Le blogzine sur le voyage, les initiatives, des sites à part,la vie du net, des bons plans, des envies, la vie des autres, des réflexions propres et images roumaines...

de Ken Grimwood
“Jeff Winston meurt un beau jour d'une crise cardiaque mais se réveille aussitôt 25 ans auparavant. Il est étudiant, dans sa chambre universitaire, à côté de son camarade de classe mort depuis longtemps dans sa "précédente" vie ! Difficile à admettre comme tour de magie, mais facile de s'apercevoir la multitude d'idées que cela peut engendrer... Recommencer sa vie en ayant la mémoire du futur ! Connaître les résultats des derby, savoir que Kennedy va être assassiné et à quelle heure précise, cela a de quoi vite faire tourner la tête. Et quand ce phénomène extraordinaire recommence plusieurs fois de suite, on peut tout essayer dans la vie et expérimenter tous les fantasmes du commun des mortels.”

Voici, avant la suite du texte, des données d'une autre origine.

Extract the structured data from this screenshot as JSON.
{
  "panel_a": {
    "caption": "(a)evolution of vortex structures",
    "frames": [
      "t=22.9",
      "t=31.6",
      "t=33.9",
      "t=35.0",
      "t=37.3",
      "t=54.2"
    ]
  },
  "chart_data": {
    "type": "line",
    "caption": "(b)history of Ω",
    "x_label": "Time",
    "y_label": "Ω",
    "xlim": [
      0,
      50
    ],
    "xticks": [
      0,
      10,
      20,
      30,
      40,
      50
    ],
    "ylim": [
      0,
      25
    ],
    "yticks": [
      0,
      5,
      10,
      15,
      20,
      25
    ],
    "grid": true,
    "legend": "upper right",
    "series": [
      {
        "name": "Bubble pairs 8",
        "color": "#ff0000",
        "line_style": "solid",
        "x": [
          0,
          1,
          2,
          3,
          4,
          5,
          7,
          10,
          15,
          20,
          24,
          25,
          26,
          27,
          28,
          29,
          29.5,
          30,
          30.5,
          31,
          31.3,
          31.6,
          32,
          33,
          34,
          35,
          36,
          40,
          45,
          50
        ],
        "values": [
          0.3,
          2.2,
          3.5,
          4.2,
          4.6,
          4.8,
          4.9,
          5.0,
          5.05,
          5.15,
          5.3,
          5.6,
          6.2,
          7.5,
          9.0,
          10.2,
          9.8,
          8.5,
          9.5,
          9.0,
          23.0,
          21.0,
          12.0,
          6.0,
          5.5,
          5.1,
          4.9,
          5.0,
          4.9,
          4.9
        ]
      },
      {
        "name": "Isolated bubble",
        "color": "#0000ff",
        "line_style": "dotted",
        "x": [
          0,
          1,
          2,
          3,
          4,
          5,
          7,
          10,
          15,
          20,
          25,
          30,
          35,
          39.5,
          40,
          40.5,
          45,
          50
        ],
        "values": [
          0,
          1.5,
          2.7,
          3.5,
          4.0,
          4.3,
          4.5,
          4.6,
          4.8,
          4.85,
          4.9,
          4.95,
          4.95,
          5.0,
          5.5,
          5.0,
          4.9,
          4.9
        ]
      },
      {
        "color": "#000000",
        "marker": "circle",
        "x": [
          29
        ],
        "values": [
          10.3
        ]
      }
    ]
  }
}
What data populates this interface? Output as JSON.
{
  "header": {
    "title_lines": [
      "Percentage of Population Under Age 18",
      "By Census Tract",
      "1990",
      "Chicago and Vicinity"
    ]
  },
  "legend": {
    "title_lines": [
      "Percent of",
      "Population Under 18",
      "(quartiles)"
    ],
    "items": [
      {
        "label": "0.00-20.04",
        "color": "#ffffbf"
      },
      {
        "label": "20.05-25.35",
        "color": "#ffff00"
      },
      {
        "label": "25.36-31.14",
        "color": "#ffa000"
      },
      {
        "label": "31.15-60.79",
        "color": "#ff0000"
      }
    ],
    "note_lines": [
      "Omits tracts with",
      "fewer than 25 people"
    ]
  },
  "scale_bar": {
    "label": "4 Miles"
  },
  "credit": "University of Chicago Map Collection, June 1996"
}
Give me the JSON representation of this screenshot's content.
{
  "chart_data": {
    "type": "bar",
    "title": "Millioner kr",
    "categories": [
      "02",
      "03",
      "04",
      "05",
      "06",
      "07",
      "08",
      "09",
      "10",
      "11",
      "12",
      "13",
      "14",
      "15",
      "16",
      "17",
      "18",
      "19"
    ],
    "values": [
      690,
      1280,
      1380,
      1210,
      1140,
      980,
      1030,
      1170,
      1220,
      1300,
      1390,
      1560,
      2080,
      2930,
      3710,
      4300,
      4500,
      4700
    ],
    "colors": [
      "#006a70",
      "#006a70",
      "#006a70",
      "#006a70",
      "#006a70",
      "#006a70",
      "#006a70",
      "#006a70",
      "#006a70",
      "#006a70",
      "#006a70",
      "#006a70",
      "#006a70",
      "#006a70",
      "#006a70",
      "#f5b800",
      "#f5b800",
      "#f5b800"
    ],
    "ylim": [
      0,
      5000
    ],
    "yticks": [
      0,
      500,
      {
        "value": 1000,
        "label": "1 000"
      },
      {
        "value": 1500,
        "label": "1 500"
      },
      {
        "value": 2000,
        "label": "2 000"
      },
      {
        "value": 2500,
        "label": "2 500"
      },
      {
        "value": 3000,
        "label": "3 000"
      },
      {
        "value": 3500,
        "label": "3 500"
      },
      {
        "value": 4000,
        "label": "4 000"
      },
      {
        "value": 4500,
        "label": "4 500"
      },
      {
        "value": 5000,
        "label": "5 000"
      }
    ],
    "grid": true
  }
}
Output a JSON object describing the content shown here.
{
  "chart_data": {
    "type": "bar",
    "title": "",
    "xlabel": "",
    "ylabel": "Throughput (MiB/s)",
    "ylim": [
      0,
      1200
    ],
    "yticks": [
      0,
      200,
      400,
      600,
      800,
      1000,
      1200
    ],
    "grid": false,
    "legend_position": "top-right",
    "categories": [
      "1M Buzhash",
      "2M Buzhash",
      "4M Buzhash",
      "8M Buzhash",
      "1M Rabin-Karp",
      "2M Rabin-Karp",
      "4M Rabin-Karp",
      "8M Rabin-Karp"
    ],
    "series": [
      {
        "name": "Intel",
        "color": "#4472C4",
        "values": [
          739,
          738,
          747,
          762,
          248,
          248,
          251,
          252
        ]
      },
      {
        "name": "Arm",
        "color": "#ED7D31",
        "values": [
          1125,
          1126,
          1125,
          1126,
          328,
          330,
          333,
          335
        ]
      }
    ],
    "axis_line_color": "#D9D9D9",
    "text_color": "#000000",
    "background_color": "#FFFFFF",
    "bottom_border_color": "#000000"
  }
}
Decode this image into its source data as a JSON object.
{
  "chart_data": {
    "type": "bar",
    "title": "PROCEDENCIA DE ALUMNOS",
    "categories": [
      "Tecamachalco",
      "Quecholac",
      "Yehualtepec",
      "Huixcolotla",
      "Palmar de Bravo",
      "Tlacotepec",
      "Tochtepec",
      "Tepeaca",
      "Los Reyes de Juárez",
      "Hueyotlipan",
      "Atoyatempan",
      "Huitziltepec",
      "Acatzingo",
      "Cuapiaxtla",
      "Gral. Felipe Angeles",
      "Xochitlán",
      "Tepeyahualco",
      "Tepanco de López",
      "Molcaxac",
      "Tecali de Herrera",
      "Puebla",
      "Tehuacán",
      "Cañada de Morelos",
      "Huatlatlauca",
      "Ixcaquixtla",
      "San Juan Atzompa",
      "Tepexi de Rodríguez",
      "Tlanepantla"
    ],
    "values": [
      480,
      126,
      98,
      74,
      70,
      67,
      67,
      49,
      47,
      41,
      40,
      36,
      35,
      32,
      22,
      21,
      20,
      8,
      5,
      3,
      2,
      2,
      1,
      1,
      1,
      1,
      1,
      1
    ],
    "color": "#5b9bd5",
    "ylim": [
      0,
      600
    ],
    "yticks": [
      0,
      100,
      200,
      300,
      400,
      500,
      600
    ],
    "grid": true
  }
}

L’unique oeuvre de cet auteur americain. Un coup de maitre! Ce livre se lit d’une traite tant l’histoire de ces replays successfis vous prend. Surtout, l’histoire fait echo a une question que tout le monde c’est un jour pose: “Et nous, que changerions-nous de notre vie si celle-ci devait se répéter?”. Imaginez, avec toute votre experience, ce que vous pourriez faire. Vous l’aurez compris, ce livre sucite la reflexion sur le sens de la vie, de ce temps si precieux qui passe et du fait que nous sommes seul aux commandes de ce navire pour un temps limite. Une ode a la vie et a l’amour d’un home…mort en 2003.
Morceaux choisis:
“Notre dilemme, si extraordinaire qu’il soit, n’est pas different, en fin de compte, de celui qu’ont affronte tous les humains: nous sommes ici, et nous ne savons pas pourquoi. Nous pouvons philosopher a perte de vue et chercher la clef de ce secret dans mille directions, nous n’y parviendrons jamais.”
“Une seule chose comptait: le quart de siècle (a peu pres) qu’il lui restait a vivre. Il le vivrait comme il le deciderait et dans son propre interet. Rien ne passerait avant cela: ni le travail, ni les amities, ni les relations avec des femmes. Ces choses-la faisaient partie de la vie, en etaient des composantes precieuses, mais elles ne la definissaient pas, ne devaient pas la diriger. Sa vie dependait de lui, et de lui seul. Les possibilities etaient infinies et il le savait.”